So let's assume baseball knows more than the rest of us, that Grand Dragon John Rocker can actually visit a fancy psychologist and be pronounced cured of his hate.
So then what?
He walks back into a major league clubhouse that is arranged like nearly all major league clubhouses.
White guys dress in one corner. Black guys dress in another corner. Latin guys in a third corner.
He walks into a major league stadium populated like nearly all major league stadiums.
The white faces are the ones in the seats. The black faces are the ones selling the popcorn. The brown ones are the ones selling the programs.
If he has a problem, he talks to a front office that looks like nearly all major league front offices.
The general manager is white. The president is white. The owner is white.
It is not John Rocker who needs treatment.
It is professional baseball.
At age 25, the cornerstones of his belief system stuck firmly in the Georgia clay, John Rocker is a lost cause.
Referring to a black teammate as a ''fat monkey?''
Noting that, ''I'm not a very big fan of foreigners. ... How the hell did they get in this country?''
Saying this stuff though a guy sitting next to you is writing it all down for a national magazine?
You can't treat that sort of ingrained ignorance. You can't fix that kind of casual racism.
Rocker is beyond repair.
Baseball, however, is not.
The most shocking aspect of Rocker's statements should not have been the words, but that he was so comfortable saying them.
He apparently said ''fat monkey'' as if he were saying, ''Good morning.''
As if he's says that stuff all that time. As if he has lived in an environment where few would challenge it.
Anyone who has been around baseball longer than five minutes can imagine that he has.
Some of the best players I covered in my 10 years as a baseball beat guy have been some of the most homophobic and racist I have met. Not only the white ones, but also the blacks and Latinos.
On many teams, the blacks keep mostly to themselves, in a group, often referred to as a posse.
There's also a group of a whites referred to as rednecks, and another group of whites known as Bible thumpers.
Then there are the Latinos, a group often unnamed and ignored.
While Rocker's comments seemed to reveal a deep-seated hatred that is probably rare among players who generally work together well on the field, his awkwardness with diversity is not.
Remember this quote?
''I mean, you've got (Hideo) Nomo from Japan, Chan Ho (Park) from Korea. You've got guys from the Dominican Republic and Mexico. So what do people expect? That all of a sudden, we're going to be one big happy family?''
And this quote?
''Obviously, I'm going to gravitate toward Eric (Karros) and (Todd) Zeile. Brett (Butler) is going to hang out with his group, and the Mexicans are going to hang out together and the Dominicans are going to hang out together. ... I don't think there's anything anybody can do or say to change those cultural and background differences.''
Yep. That was Mike Piazza, 1997, talking about the Dodgers' chemistry problems.
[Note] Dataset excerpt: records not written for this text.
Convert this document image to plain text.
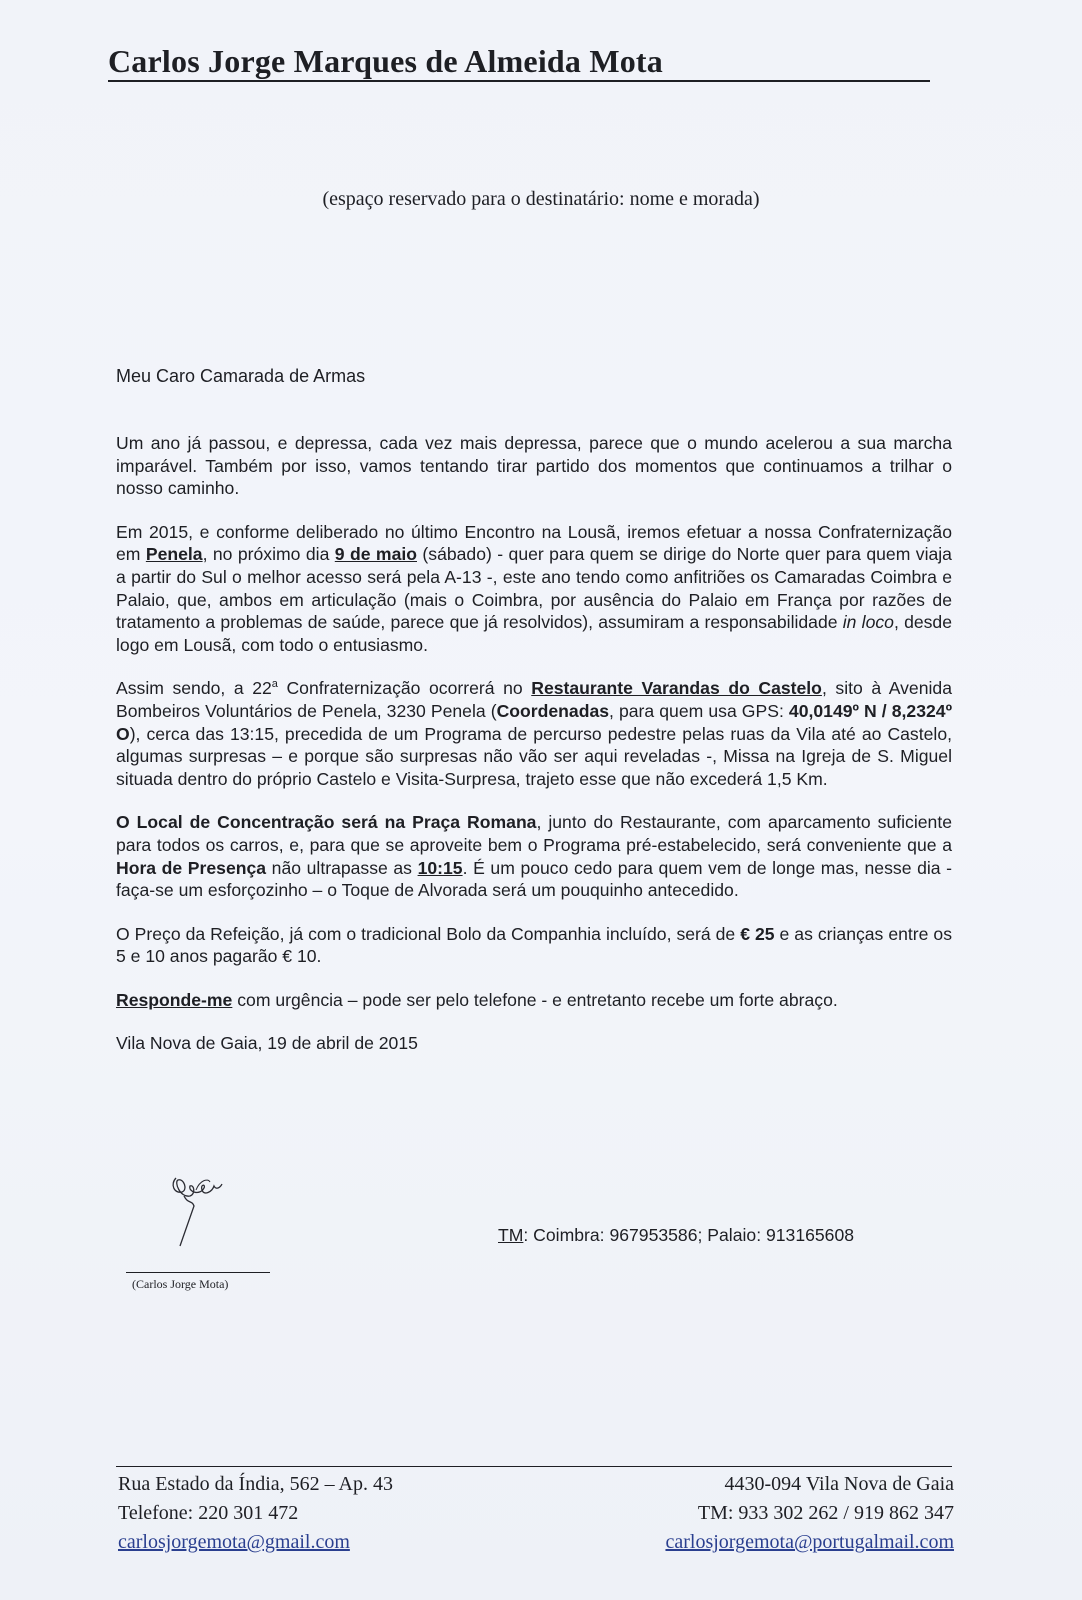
Carlos Jorge Marques de Almeida Mota
(espaço reservado para o destinatário: nome e morada)
Meu Caro Camarada de Armas

Um ano já passou, e depressa, cada vez mais depressa, parece que o mundo acelerou a sua marcha imparável. Também por isso, vamos tentando tirar partido dos momentos que continuamos a trilhar o nosso caminho.

Em 2015, e conforme deliberado no último Encontro na Lousã, iremos efetuar a nossa Confraternização em Penela, no próximo dia 9 de maio (sábado) - quer para quem se dirige do Norte quer para quem viaja a partir do Sul o melhor acesso será pela A-13 -, este ano tendo como anfitriões os Camaradas Coimbra e Palaio, que, ambos em articulação (mais o Coimbra, por ausência do Palaio em França por razões de tratamento a problemas de saúde, parece que já resolvidos), assumiram a responsabilidade in loco, desde logo em Lousã, com todo o entusiasmo.

Assim sendo, a 22$^a$ Confraternização ocorrerá no Restaurante Varandas do Castelo, sito à Avenida Bombeiros Voluntários de Penela, 3230 Penela (Coordenadas, para quem usa GPS: 40,0149º N / 8,2324º O), cerca das 13:15, precedida de um Programa de percurso pedestre pelas ruas da Vila até ao Castelo, algumas surpresas – e porque são surpresas não vão ser aqui reveladas -, Missa na Igreja de S. Miguel situada dentro do próprio Castelo e Visita-Surpresa, trajeto esse que não excederá 1,5 Km.

O Local de Concentração será na Praça Romana, junto do Restaurante, com aparcamento suficiente para todos os carros, e, para que se aproveite bem o Programa pré-estabelecido, será conveniente que a Hora de Presença não ultrapasse as 10:15. É um pouco cedo para quem vem de longe mas, nesse dia - faça-se um esforçozinho – o Toque de Alvorada será um pouquinho antecedido.

O Preço da Refeição, já com o tradicional Bolo da Companhia incluído, será de € 25 e as crianças entre os 5 e 10 anos pagarão € 10.

Responde-me com urgência – pode ser pelo telefone - e entretanto recebe um forte abraço.

Vila Nova de Gaia, 19 de abril de 2015

(Carlos Jorge Mota)
TM: Coimbra: 967953586; Palaio: 913165608
Rua Estado da Índia, 562 – Ap. 43
Telefone: 220 301 472
carlosjorgemota@gmail.com
4430-094 Vila Nova de Gaia
TM: 933 302 262 / 919 862 347
carlosjorgemota@portugalmail.com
Piazza is a kind soul who is as different from John Rocker as concrete is from oatmeal. At the time, he thought he was simply stating fact.
The problem is, he was.
To understand the solution, we must realize that these players didn't become this way the minute they buttoned up their first major league jersey.
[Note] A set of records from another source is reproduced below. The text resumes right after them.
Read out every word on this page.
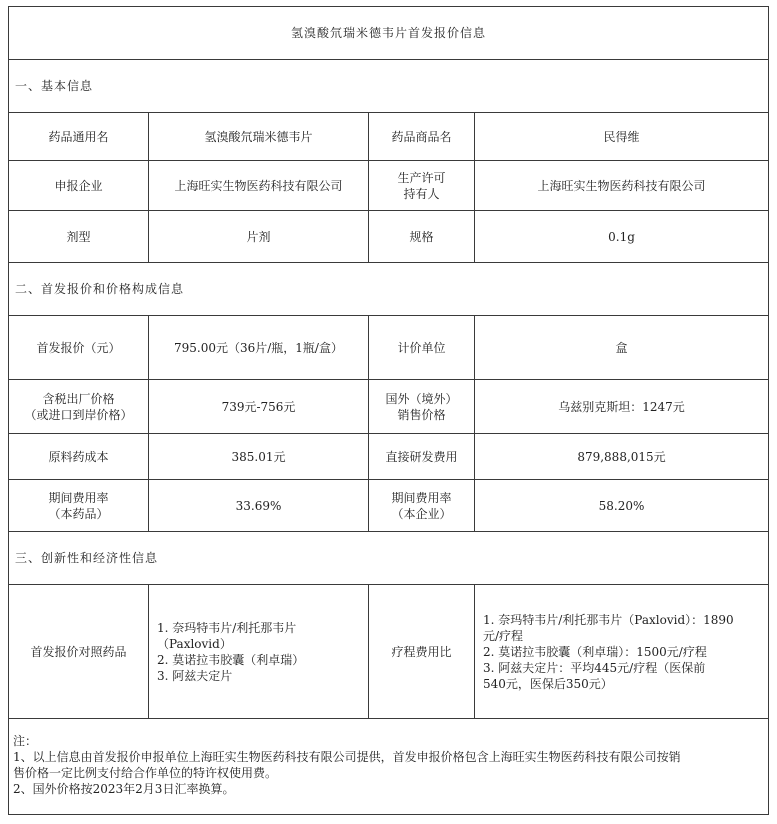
氢溴酸氘瑞米德韦片首发报价信息			
一、基本信息			
药品通用名	氢溴酸氘瑞米德韦片	药品商品名	民得维
申报企业	上海旺实生物医药科技有限公司	生产许可
持有人	上海旺实生物医药科技有限公司
剂型	片剂	规格	0.1g
二、首发报价和价格构成信息			
首发报价（元）	795.00元（36片/瓶，1瓶/盒）	计价单位	盒

含税出厂价格
（或进口到岸价格）	739元-756元	国外（境外）
销售价格	乌兹别克斯坦：1247元
原料药成本	385.01元	直接研发费用	879,888,015元

期间费用率
（本药品）	33.69%	期间费用率
（本企业）	58.20%
三、创新性和经济性信息			
首发报价对照药品	1. 奈玛特韦片/利托那韦片
（Paxlovid）
2. 莫诺拉韦胶囊（利卓瑞）
3. 阿兹夫定片	疗程费用比	1. 奈玛特韦片/利托那韦片（Paxlovid）：1890
元/疗程
2. 莫诺拉韦胶囊（利卓瑞）：1500元/疗程
3. 阿兹夫定片：平均445元/疗程（医保前
540元，医保后350元）

注：
1、以上信息由首发报价申报单位上海旺实生物医药科技有限公司提供，首发申报价格包含上海旺实生物医药科技有限公司按销
售价格一定比例支付给合作单位的特许权使用费。
2、国外价格按2023年2月3日汇率换算。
It starts in the minor leagues where, unlike in basketball and football, many kids are thrown together without the benefit of a diverse college experience.
Racial attitudes are not broken down, they are reinforced. Ignorance is not challenged, it is often embraced by others just as ignorant.
On a bus in the Appalachian League. In a clubhouse in the Carolina League. Standing in the outfield on a warm night in Durham, or a cold day in Danville.
It doesn't help that, unlike in basketball and football, most of the young players are white.
Baseball needs to catch its players here. It needs to send the fancy psychologists not to John Rocker, but to the small towns and tiny clubhouses where there are teenagers who can still be taught.
Ignore baseball's vow to fix Rocker today. Demand, instead, that it establish sensitivity programs that can silence the John Rockers of tomorrow.
As for the Rocker of the future?
Baseball could ban the Atlanta Brave reliever for life, but the courts would allow that to stick for about as long as it takes you to say, ''Latrell Sprewell.''
The Braves could release him, but somebody else would sign the hard-throwing left-hander in about 10 seconds, and that would only allow him to get a fresh start in a new clubhouse that he could enter without bodyguards.
No, the worst thing the Braves can do to John Rocker is nothing. He chose to make his bed with the sheet over his head? So make him sleep in it. Make him stay on the team.
He spends spring training bumping elbows in cramped Florida clubhouses with players he slandered; the catcher from Puerto Rico, the center fielder from Curacao, the black right fielder from Baltimore.
He faces, on a daily basis, that ''fat monkey'' and all of his friends.
He plays in the city of Martin Luther King Jr., working amid people who have worked all of their lives to overcome his sort of hate.
And maybe, if the Braves are really lucky, on his way out of the clubhouse one day or every day, John Rocker bumps into Hank Aaron.